No Need To Cherry-Pick Data To Show Kershaw's Greatness

At The Ace of MLB Stats Twitter page - which is always interesting and entertaining - I found this neat tidbit:

However, this list - which I'm assuming was posted to show how great Kershaw is - is somewhat deceptive.

Cicotte pitched from 1905 to 1920, so the above list includes only his final six seasons. (The two games Ruth pitched in 1914 are also not included, which raise his career ERA to 2.28.)

I wondered if someone like Walter Johnson, who began pitching in 1907 and had a career ERA of 2.17 in 5914.1 innings, got slighted by this arbitrary cutoff of 1915. Yes. He sure did. From 1915-27, Johnson's ERA was 2.55 (3472.1 IP) Running the same search with Baseball Reference's super-awesome Play Index, I learned that Johnson finishes 10th in ERA.

What is interesting is that if you add five seasons to the search - if you change the criteria to pitchers with 1,000 innings pitched since 1910, thus including more of the Deadball Era Kershaw drops to 9th.
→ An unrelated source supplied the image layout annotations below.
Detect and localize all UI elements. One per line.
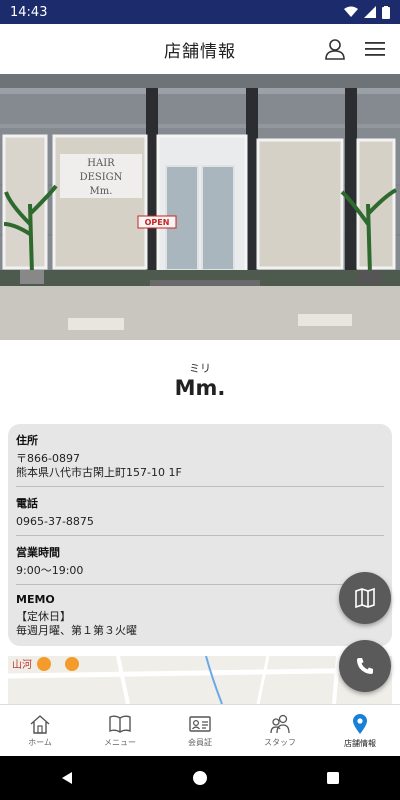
- shop-name: Mm.: [174, 376, 226, 400]
- nav-member-card[interactable]: 会員証: [160, 705, 240, 756]
- open-sign: OPEN: [145, 218, 170, 227]
- hours-label: 営業時間: [16, 546, 60, 559]
- member-card-icon: [189, 715, 211, 732]
- memo-label: MEMO: [16, 593, 55, 606]
- phone-number[interactable]: 0965-37-8875: [16, 515, 384, 529]
- nav-menu-label: メニュー: [104, 737, 136, 747]
- menu-button[interactable]: [362, 36, 388, 62]
- phone-row: 電話 0965-37-8875: [16, 487, 384, 536]
- sign-design: DESIGN: [80, 172, 123, 183]
- restaurant-pin-icon-2: [65, 657, 79, 671]
- nav-home[interactable]: ホーム: [0, 705, 80, 756]
- address-label: 住所: [16, 434, 38, 447]
- system-navigation-bar: [0, 756, 400, 800]
- nav-staff[interactable]: スタッフ: [240, 705, 320, 756]
- wifi-icon: [344, 6, 358, 17]
- nav-shop-info-label: 店舗情報: [344, 738, 376, 748]
- book-icon: [109, 715, 131, 733]
- nav-home-label: ホーム: [28, 737, 52, 747]
- battery-icon: [382, 5, 390, 19]
- page-title: 店舗情報: [164, 41, 236, 62]
- restaurant-pin-icon: [37, 657, 51, 671]
- location-pin-icon: [353, 713, 367, 734]
- system-icons: [344, 5, 390, 19]
- hours-text: 9:00〜19:00: [16, 564, 84, 577]
- back-icon[interactable]: [59, 770, 75, 786]
- map-icon: [355, 587, 375, 609]
- account-button[interactable]: [322, 36, 348, 62]
- home-circle-icon[interactable]: [192, 770, 208, 786]
- hours-row: 営業時間 9:00〜19:00: [16, 536, 384, 585]
- sign-mm: Mm.: [90, 186, 113, 197]
- map-place-label: 山河: [12, 659, 32, 671]
- nav-staff-label: スタッフ: [264, 737, 296, 747]
- bottom-navigation: ホーム メニュー 会員証 スタッフ 店舗情報: [0, 704, 400, 756]
- phone-label: 電話: [16, 497, 38, 510]
- recents-icon[interactable]: [325, 770, 341, 786]
- home-icon: [30, 714, 50, 734]
- address-text: 熊本県八代市古閑上町157-10 1F: [16, 466, 182, 479]
- hamburger-icon: [365, 42, 385, 56]
- phone-icon: [357, 658, 373, 674]
- call-button[interactable]: [339, 640, 391, 692]
- nav-member-card-label: 会員証: [188, 737, 212, 747]
- address-row: 住所 〒866-0897 熊本県八代市古閑上町157-10 1F: [16, 424, 384, 487]
- memo-holiday-text: 毎週月曜、第１第３火曜: [16, 624, 137, 637]
- signal-icon: [364, 6, 376, 18]
- postal-code: 〒866-0897: [16, 452, 80, 465]
- user-icon: [325, 39, 345, 60]
- shop-name-ruby: ミリ: [189, 362, 211, 375]
- status-bar: 14:43: [0, 0, 400, 24]
- memo-row: MEMO 【定休日】 毎週月曜、第１第３火曜: [16, 585, 384, 644]
- storefront-photo: HAIR DESIGN Mm. OPEN: [0, 74, 400, 340]
- open-map-button[interactable]: [339, 572, 391, 624]
- staff-icon: [270, 714, 290, 733]
- nav-menu[interactable]: メニュー: [80, 705, 160, 756]
- nav-shop-info[interactable]: 店舗情報: [320, 705, 400, 756]
- map-view[interactable]: 山河: [8, 656, 392, 704]
- sign-hair: HAIR: [87, 158, 115, 169]
- app-header: 店舗情報: [0, 24, 400, 74]
- memo-holiday-title: 【定休日】: [16, 610, 71, 623]
- shop-info-card: 住所 〒866-0897 熊本県八代市古閑上町157-10 1F 電話 0965…: [8, 424, 392, 646]
- status-time: 14:43: [10, 4, 48, 20]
Which tells you he's still a Hall of Fame-worthy pitcher, but it may not be as cool to cite as the original tweet.

On the career ERA list, Ed Walsh is #1 at 1.82. Rivera is #13, Ruth is #17, Kershaw is #24, and Cicotte is #25. After Kershaw, the next two qualifying active pitchers are Madison Bumgarner at #160 (2.96) and Adam Wainwright at #196 (3.09).

So, yeah, Kershaw is pretty damn good. But you don't need to cherry-pick data to show it.